Just a few days ago, I finished a project that had consumed me these past three months. At the end of April I realized that I had a lot more to say about Johannes Gutenberg and bookmaking in the fifteenth century than I could ever say in my children’s book, From the Good Mountain: How Gutenberg Changed the World, which is due out September 18 of this year.
At first I thought that I’d write a curriculum guide for the children’s book. But a week or so into it, I realized that my ‘guide’ was going to be much more than that. Instead of a curriculum guide it blossomed into a companion guide as ten pages became twenty then eighty then one hundred fifty. This wasn’t going to be a book for teachers. It was for anyone, twelve years old and up who wanted to find out what we do know about Gutenberg’s life and the details of making late medieval books. I began sketching out in my head the chapters I would write and the diagrams I would have to draw. The result: 12 chapters and 150 drawings and diagrams that would cover paper making, tanning leather, ink making, type casting, press building, typesetting, printing, illumination, and bookbinding.
Here are some pages from the companion guide.
I decided early on to make this a print-on-demand book in black and white and use CreateSpace.com to make this happen. As I write this, the book is in the proofing stage, and when the proof arrives this week, I’ll have the ‘fun’ of circling in red the many, many mistakes not just in the text but the captions to the diagrams as well as the six-page index.
Now that the work is largely done, I have a moment to reflect about why I wrote this companion guide. Did I think that the children’s book was deficient? No. Did I think that the children’s book was too difficult for today’s readers? Maybe. Did I think that, if I were reading From the Good Mountain, I’d want to know more? Most definitely. And it is this that I want to emphasize here in this blog: the function of a book is too excite the reader’s interest.
I sometimes get the feeling, especially with some librarians and teachers that they want books that will not raise questions but answer them, especially for little Johnny, who needs to get his report done, or little Suzy, who is forced to read about something for which she has little interest. Books to these educators are pills. If they can only find the right one to stop the kids from asking questions.

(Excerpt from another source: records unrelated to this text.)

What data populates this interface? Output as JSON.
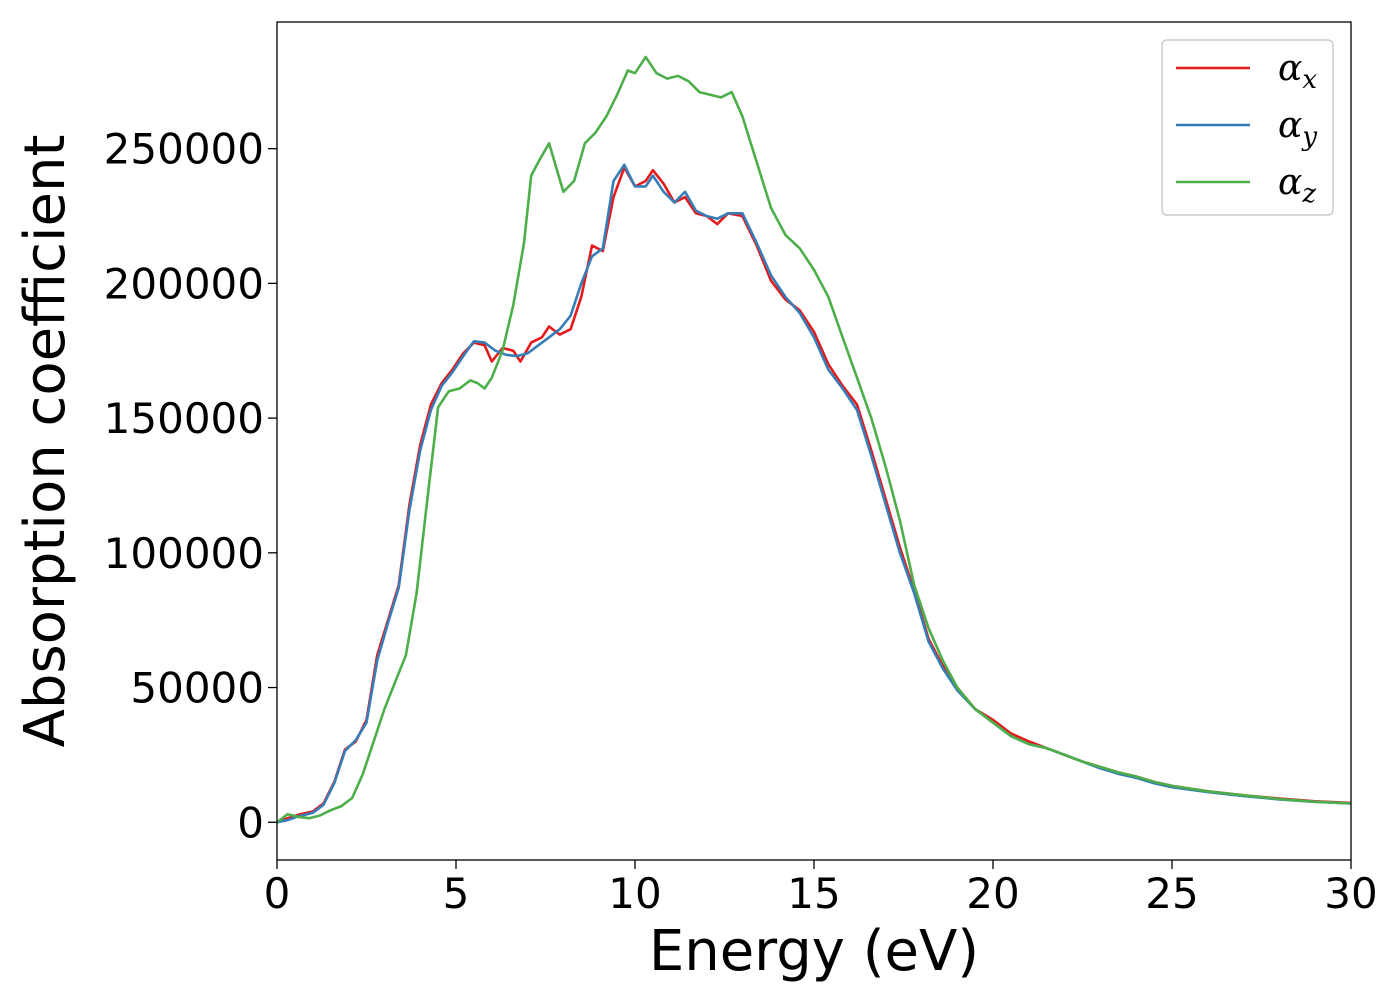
{
  "chart_data": {
    "type": "line",
    "title": "",
    "xlabel": "Energy (eV)",
    "ylabel": "Absorption coefficient",
    "xlim": [
      0,
      30
    ],
    "ylim": [
      -14000,
      297000
    ],
    "xticks": [
      0,
      5,
      10,
      15,
      20,
      25,
      30
    ],
    "yticks": [
      0,
      50000,
      100000,
      150000,
      200000,
      250000
    ],
    "grid": false,
    "legend_position": "top-right",
    "series": [
      {
        "name": "α",
        "subscript": "x",
        "color": "#e41a1c",
        "points": [
          [
            0,
            0
          ],
          [
            0.3,
            1500
          ],
          [
            0.6,
            2800
          ],
          [
            1.0,
            4000
          ],
          [
            1.3,
            7000
          ],
          [
            1.6,
            15000
          ],
          [
            1.9,
            27000
          ],
          [
            2.2,
            30000
          ],
          [
            2.5,
            38000
          ],
          [
            2.8,
            62000
          ],
          [
            3.1,
            75000
          ],
          [
            3.4,
            88000
          ],
          [
            3.7,
            118000
          ],
          [
            4.0,
            140000
          ],
          [
            4.3,
            155000
          ],
          [
            4.6,
            163000
          ],
          [
            4.9,
            168000
          ],
          [
            5.2,
            174000
          ],
          [
            5.5,
            178000
          ],
          [
            5.8,
            177000
          ],
          [
            6.0,
            171000
          ],
          [
            6.3,
            176000
          ],
          [
            6.6,
            175000
          ],
          [
            6.8,
            171000
          ],
          [
            7.1,
            178000
          ],
          [
            7.4,
            180000
          ],
          [
            7.6,
            184000
          ],
          [
            7.9,
            181000
          ],
          [
            8.2,
            183000
          ],
          [
            8.5,
            195000
          ],
          [
            8.8,
            214000
          ],
          [
            9.1,
            212000
          ],
          [
            9.4,
            232000
          ],
          [
            9.7,
            243000
          ],
          [
            10.0,
            236000
          ],
          [
            10.3,
            238000
          ],
          [
            10.5,
            242000
          ],
          [
            10.8,
            237000
          ],
          [
            11.1,
            230000
          ],
          [
            11.4,
            232000
          ],
          [
            11.7,
            226000
          ],
          [
            12.0,
            225000
          ],
          [
            12.3,
            222000
          ],
          [
            12.6,
            226000
          ],
          [
            13.0,
            225000
          ],
          [
            13.4,
            214000
          ],
          [
            13.8,
            201000
          ],
          [
            14.2,
            194000
          ],
          [
            14.6,
            190000
          ],
          [
            15.0,
            182000
          ],
          [
            15.4,
            170000
          ],
          [
            15.8,
            162000
          ],
          [
            16.2,
            155000
          ],
          [
            16.6,
            138000
          ],
          [
            17.0,
            120000
          ],
          [
            17.4,
            102000
          ],
          [
            17.8,
            86000
          ],
          [
            18.2,
            68000
          ],
          [
            18.6,
            58000
          ],
          [
            19.0,
            50000
          ],
          [
            19.5,
            42000
          ],
          [
            20.0,
            38000
          ],
          [
            20.5,
            33000
          ],
          [
            21.0,
            30000
          ],
          [
            21.5,
            27500
          ],
          [
            22.0,
            25000
          ],
          [
            22.5,
            22500
          ],
          [
            23.0,
            20500
          ],
          [
            23.5,
            18500
          ],
          [
            24.0,
            17000
          ],
          [
            24.5,
            15000
          ],
          [
            25.0,
            13500
          ],
          [
            26.0,
            11500
          ],
          [
            27.0,
            10000
          ],
          [
            28.0,
            8800
          ],
          [
            29.0,
            7800
          ],
          [
            30.0,
            7200
          ]
        ]
      },
      {
        "name": "α",
        "subscript": "y",
        "color": "#377eb8",
        "points": [
          [
            0,
            0
          ],
          [
            0.3,
            800
          ],
          [
            0.6,
            2200
          ],
          [
            1.0,
            3500
          ],
          [
            1.3,
            6500
          ],
          [
            1.6,
            14500
          ],
          [
            1.9,
            26500
          ],
          [
            2.2,
            30500
          ],
          [
            2.5,
            37000
          ],
          [
            2.8,
            60000
          ],
          [
            3.1,
            74000
          ],
          [
            3.4,
            87000
          ],
          [
            3.7,
            116000
          ],
          [
            4.0,
            138000
          ],
          [
            4.3,
            153000
          ],
          [
            4.6,
            162000
          ],
          [
            4.9,
            167000
          ],
          [
            5.2,
            173000
          ],
          [
            5.5,
            178500
          ],
          [
            5.8,
            178000
          ],
          [
            6.1,
            175000
          ],
          [
            6.4,
            173500
          ],
          [
            6.7,
            173000
          ],
          [
            7.0,
            174000
          ],
          [
            7.3,
            177000
          ],
          [
            7.6,
            180000
          ],
          [
            7.9,
            183000
          ],
          [
            8.2,
            188000
          ],
          [
            8.5,
            200000
          ],
          [
            8.8,
            210000
          ],
          [
            9.1,
            213000
          ],
          [
            9.4,
            238000
          ],
          [
            9.7,
            244000
          ],
          [
            10.0,
            236000
          ],
          [
            10.3,
            236000
          ],
          [
            10.5,
            240000
          ],
          [
            10.8,
            234000
          ],
          [
            11.1,
            230000
          ],
          [
            11.4,
            234000
          ],
          [
            11.7,
            227000
          ],
          [
            12.0,
            225000
          ],
          [
            12.3,
            224000
          ],
          [
            12.6,
            226000
          ],
          [
            13.0,
            226000
          ],
          [
            13.4,
            215000
          ],
          [
            13.8,
            203000
          ],
          [
            14.2,
            195000
          ],
          [
            14.6,
            189000
          ],
          [
            15.0,
            180000
          ],
          [
            15.4,
            168000
          ],
          [
            15.8,
            161000
          ],
          [
            16.2,
            153000
          ],
          [
            16.6,
            136000
          ],
          [
            17.0,
            118000
          ],
          [
            17.4,
            100000
          ],
          [
            17.8,
            85000
          ],
          [
            18.2,
            67000
          ],
          [
            18.6,
            57000
          ],
          [
            19.0,
            49000
          ],
          [
            19.5,
            42000
          ],
          [
            20.0,
            37000
          ],
          [
            20.5,
            32000
          ],
          [
            21.0,
            29000
          ],
          [
            21.5,
            27500
          ],
          [
            22.0,
            25000
          ],
          [
            22.5,
            22500
          ],
          [
            23.0,
            20000
          ],
          [
            23.5,
            18000
          ],
          [
            24.0,
            16500
          ],
          [
            24.5,
            14500
          ],
          [
            25.0,
            13000
          ],
          [
            26.0,
            11200
          ],
          [
            27.0,
            9700
          ],
          [
            28.0,
            8500
          ],
          [
            29.0,
            7600
          ],
          [
            30.0,
            7000
          ]
        ]
      },
      {
        "name": "α",
        "subscript": "z",
        "color": "#4daf4a",
        "points": [
          [
            0,
            0
          ],
          [
            0.3,
            3000
          ],
          [
            0.6,
            2000
          ],
          [
            0.9,
            1500
          ],
          [
            1.2,
            2500
          ],
          [
            1.5,
            4500
          ],
          [
            1.8,
            6000
          ],
          [
            2.1,
            9000
          ],
          [
            2.4,
            18000
          ],
          [
            2.7,
            30000
          ],
          [
            3.0,
            42000
          ],
          [
            3.3,
            52000
          ],
          [
            3.6,
            62000
          ],
          [
            3.9,
            85000
          ],
          [
            4.2,
            120000
          ],
          [
            4.5,
            154000
          ],
          [
            4.8,
            160000
          ],
          [
            5.1,
            161000
          ],
          [
            5.4,
            164000
          ],
          [
            5.6,
            163000
          ],
          [
            5.8,
            161000
          ],
          [
            6.0,
            165000
          ],
          [
            6.3,
            175000
          ],
          [
            6.6,
            192000
          ],
          [
            6.9,
            215000
          ],
          [
            7.1,
            240000
          ],
          [
            7.3,
            245000
          ],
          [
            7.6,
            252000
          ],
          [
            7.8,
            243000
          ],
          [
            8.0,
            234000
          ],
          [
            8.3,
            238000
          ],
          [
            8.6,
            252000
          ],
          [
            8.9,
            256000
          ],
          [
            9.2,
            262000
          ],
          [
            9.5,
            270000
          ],
          [
            9.8,
            279000
          ],
          [
            10.0,
            278000
          ],
          [
            10.3,
            284000
          ],
          [
            10.6,
            278000
          ],
          [
            10.9,
            276000
          ],
          [
            11.2,
            277000
          ],
          [
            11.5,
            275000
          ],
          [
            11.8,
            271000
          ],
          [
            12.1,
            270000
          ],
          [
            12.4,
            269000
          ],
          [
            12.7,
            271000
          ],
          [
            13.0,
            262000
          ],
          [
            13.4,
            245000
          ],
          [
            13.8,
            228000
          ],
          [
            14.2,
            218000
          ],
          [
            14.6,
            213000
          ],
          [
            15.0,
            205000
          ],
          [
            15.4,
            195000
          ],
          [
            15.8,
            180000
          ],
          [
            16.2,
            165000
          ],
          [
            16.6,
            150000
          ],
          [
            17.0,
            132000
          ],
          [
            17.4,
            112000
          ],
          [
            17.8,
            88000
          ],
          [
            18.2,
            72000
          ],
          [
            18.6,
            60000
          ],
          [
            19.0,
            50000
          ],
          [
            19.5,
            42000
          ],
          [
            20.0,
            37000
          ],
          [
            20.5,
            32000
          ],
          [
            21.0,
            29000
          ],
          [
            21.5,
            27500
          ],
          [
            22.0,
            25000
          ],
          [
            22.5,
            22500
          ],
          [
            23.0,
            20500
          ],
          [
            23.5,
            18500
          ],
          [
            24.0,
            17000
          ],
          [
            24.5,
            15000
          ],
          [
            25.0,
            13500
          ],
          [
            26.0,
            11500
          ],
          [
            27.0,
            10000
          ],
          [
            28.0,
            8600
          ],
          [
            29.0,
            7600
          ],
          [
            30.0,
            7000
          ]
        ]
      }
    ]
  }
}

I, like most of the authors that I know, seek to write books for kids with questions. We want them to look elsewhere. Our books are not the end of the line; they’re maps leading to destinations unimaginable.
I suppose that in times past—way past—when there were fewer books, a book had to be as complete as possible. But this is no longer true today. Hooked up with the internet a book becomes borderless, infinite. If a book doesn’t lead a child to the internet, in my view, that book has failed. If teachers or parents haven’t taught the child that the internet is more than games and facebook and who-knows-what-else, than they have failed.
A reviewer recently wrote that he or she thought that From the Good Mountain was weak because it didn’t have a glossary and that the list of key words that I put at the end of the book specifically for the reader to find out more on the internet was “frail.” How old was this reviewer? Obviously old enough to be behind the times. With e-books, there is no need for lexile analyses. If the kid doesn’t know the word, the ipad or the kindle will look it up for him, even pronounce it for him. If the kid can’t picture what’s being written, one tap will carry him to Wikipedia or the internet. How then can one book be considered deficient or frail or weak? If the book is half way decent, it becomes truly a portal to the world.
In the old days, teachers and librarians used to use such metaphors: portals, gateways, road maps, because that is what they wanted every child to believe. Some children did; most didn’t because to make portals happen before the internet meant going to the library and hauling home a ton of books and becoming the most feared of creatures: the nerd. Today, truly, as I said, books are opening doors unimaginable. Instead of the keys being at the local branch library, they are right in the child’s hand.